"Aps è in perdita continua, la fusione con Busitalia è la sua unica salvezza". Con queste motivazioni veniva portata lo scorso marzo in consiglio comunale la fusione Aps BusItalia e con le stesse motivazioni sta per essere riportata ora.
Ma se a marzo la maggioranza almeno organizzò un’assemblea pubblica nella quale si esponevano le linee principali della fusione, dei nuovi accordi non si sa assolutamente nulla: insomma, Bitonci si sta comportando come si comportò Zanonato all’epoca della fusione Acegas Hera: mantendo la città all’oscuro delle decisioni che si stanno prendendo sulla pelle di tutti. Non solo: Rossi a marzo sosteneva l’urgenza della fusione dicendo che da lì a qualche mese si sarebbero tenute le gare (cosa ancora non successa) oggi Bitonci sta utilizzando la stessa argomentazione di Rossi.

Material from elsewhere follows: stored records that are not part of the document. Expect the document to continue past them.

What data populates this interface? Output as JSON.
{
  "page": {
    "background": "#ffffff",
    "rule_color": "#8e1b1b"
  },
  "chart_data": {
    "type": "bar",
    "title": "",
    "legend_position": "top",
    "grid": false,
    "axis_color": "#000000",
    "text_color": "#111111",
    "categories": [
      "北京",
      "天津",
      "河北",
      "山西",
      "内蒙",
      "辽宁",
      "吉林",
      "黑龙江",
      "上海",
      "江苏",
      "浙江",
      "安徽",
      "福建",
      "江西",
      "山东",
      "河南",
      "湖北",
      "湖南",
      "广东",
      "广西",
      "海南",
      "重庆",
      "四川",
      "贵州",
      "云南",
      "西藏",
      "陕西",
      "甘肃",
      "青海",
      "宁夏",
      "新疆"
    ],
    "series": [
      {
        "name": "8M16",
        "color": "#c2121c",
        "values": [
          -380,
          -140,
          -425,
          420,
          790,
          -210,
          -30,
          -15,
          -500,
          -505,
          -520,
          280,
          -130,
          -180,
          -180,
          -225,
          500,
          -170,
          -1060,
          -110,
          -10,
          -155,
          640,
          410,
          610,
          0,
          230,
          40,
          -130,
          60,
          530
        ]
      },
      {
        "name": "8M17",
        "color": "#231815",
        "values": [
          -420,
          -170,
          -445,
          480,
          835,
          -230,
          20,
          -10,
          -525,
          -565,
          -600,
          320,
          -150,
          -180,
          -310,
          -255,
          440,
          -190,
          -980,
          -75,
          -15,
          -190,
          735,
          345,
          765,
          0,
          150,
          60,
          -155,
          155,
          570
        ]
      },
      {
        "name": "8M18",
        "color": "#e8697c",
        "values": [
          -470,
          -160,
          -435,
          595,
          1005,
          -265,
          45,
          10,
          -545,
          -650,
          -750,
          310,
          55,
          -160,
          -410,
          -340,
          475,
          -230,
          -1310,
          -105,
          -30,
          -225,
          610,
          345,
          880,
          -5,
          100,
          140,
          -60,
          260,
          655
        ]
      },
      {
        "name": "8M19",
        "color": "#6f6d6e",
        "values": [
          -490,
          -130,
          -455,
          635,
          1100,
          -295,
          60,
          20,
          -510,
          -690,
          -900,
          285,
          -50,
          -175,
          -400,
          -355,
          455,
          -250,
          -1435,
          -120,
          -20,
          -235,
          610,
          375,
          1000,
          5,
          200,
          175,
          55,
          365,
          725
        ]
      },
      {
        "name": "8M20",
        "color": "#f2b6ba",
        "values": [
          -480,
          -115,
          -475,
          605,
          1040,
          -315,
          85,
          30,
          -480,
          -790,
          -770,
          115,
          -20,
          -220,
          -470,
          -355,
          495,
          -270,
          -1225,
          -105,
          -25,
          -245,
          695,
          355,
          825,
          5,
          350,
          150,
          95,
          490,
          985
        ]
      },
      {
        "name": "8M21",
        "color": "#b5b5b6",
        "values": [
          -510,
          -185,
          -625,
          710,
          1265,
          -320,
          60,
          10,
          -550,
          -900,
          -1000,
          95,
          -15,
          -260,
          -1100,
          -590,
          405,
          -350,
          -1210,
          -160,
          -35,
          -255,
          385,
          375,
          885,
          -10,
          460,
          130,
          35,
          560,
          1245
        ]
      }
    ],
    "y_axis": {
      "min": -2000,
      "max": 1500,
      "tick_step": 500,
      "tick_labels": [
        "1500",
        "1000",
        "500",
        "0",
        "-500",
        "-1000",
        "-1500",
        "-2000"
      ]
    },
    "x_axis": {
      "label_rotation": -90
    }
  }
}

Legambiente vuole quindi fare chiarezza, evitando che un pezzo importante della città venga svenduto con danni difficilmente riparibali. Il leitmotiv degli ultimi mesi è stato quello di presentare APS come un colabrodo del quale bisognava liberarsi il prima possibile. Non è così: il dossier di Legambiente mette in fila i conti di APS. Da questa analisi emergono le seguenti informazioni:
– il buco di APS è fittizio: i soldi che APS ha di debito li ha tutti nei confronti del Comune di Padova, ma non per attività, bensi per canoni: ovvero concessioni che l’azienda di proprietà del Comune deve pagare al Comune stesso! Sostanzialmente si tratta del meccanismo di scatole cinesi: in realtà si può dire che negli ultimi quattro anni APS ha generato entrate al Comune per quasi 8 milioni di euro.
– APS è un’azienda virtuosa per quanto riguarda il recupero di fondi dalla tariffazione: col 42% in Italia siamo dietro solo a Bergamo (45%) e praticamente a pari merito con Prato (42.85%).
– La Regione Veneto finanzia il tram in maniera non idonea: se si allineasse ad altre regioni (come la Lombardia) anche il buco fittizio non esisterebbe
– Busitalia ha i conti in ordine rispetto ad APS? Quello che è certo e che ha tariffe molto più alte: fusione vuol dire aumento dei biglietti?
– Nell’ultimo decennio la peggior perdita di Aps è stata la svalutazione di Infracom eredita di Giustina Destro e Forza Italia, della quale non è stato possibile liberarsi perchè sul mercato non c’erano acquirenti disposti a comprare quote di una società cronicamente in perdita
Tutte queste considerazioni sviluppate nel dossier dimostrano che APS in realtà è un’azienda sana, forte di un capitale di 49.000.000 di euro interamente versaro (contro i 25.000.000 di Bus Italia). È lecito quindi pensare che APS possa puntare al 51% della nuova società, mantenendo il controllo del Comune sul trasporto pubblico locale.
Purtroppo è difficile fare altre valutazioni su un processo di cui è trapelato molto poco.
La proposta portata in Consiglio a marzo aveva dei forti elementi di criticità ma quantomeno era stata presentata in una commissione aperta al pubblico. Allora la decisione venne rinviata: alla luce di quanto emerge dal dossier e del fatto che un’operazione così importante non è stata presentata alla città chiediamo che la discussione vada in Consiglio solo dopo essere presentata alla città ed eventualmente ridiscussa.
L’elemento di criticità maggiore all’epoca fu che l’operazione si basava sulla promessa di Chisso di non tagliare i contributi nonostante un taglio dei chilometri. Che ne è di questa promessa: sono rimaste le parole di Chisso o è stata tramutata in un atto formale?
Se lecitamente non si vuole conferire il tram per poterlo affittare a chi vincerà l’appalto, perché non pensare di conferirlo aumentando così il proprio valore mantenendo il controllo della nuova società? E i bus verranno conferiti o meno? Quanto chilometri verranno tagliati?
Tutte domande a cui deve venire data una risposta, in particolare da chi nove mesi fa votò contro questa fusione e oggi vuole approvarla senza veri miglioramenti e che non può nascondersi dietro il formale aumento della società da 44 a 45%. Che nella sostanza non va a cambiare nulla per il futuro del trasporto pubblico padovano se non la perdita di 700.000 euro annui dovuta ai minori canoni d’affitto. Se davvero la cifra fosse questa non sarebbe meglio perdere qualche punto percentuale (tanto nella sostanza non cambia nulla) per recuperare qualche milione di euro in più in mobilità sostenibile?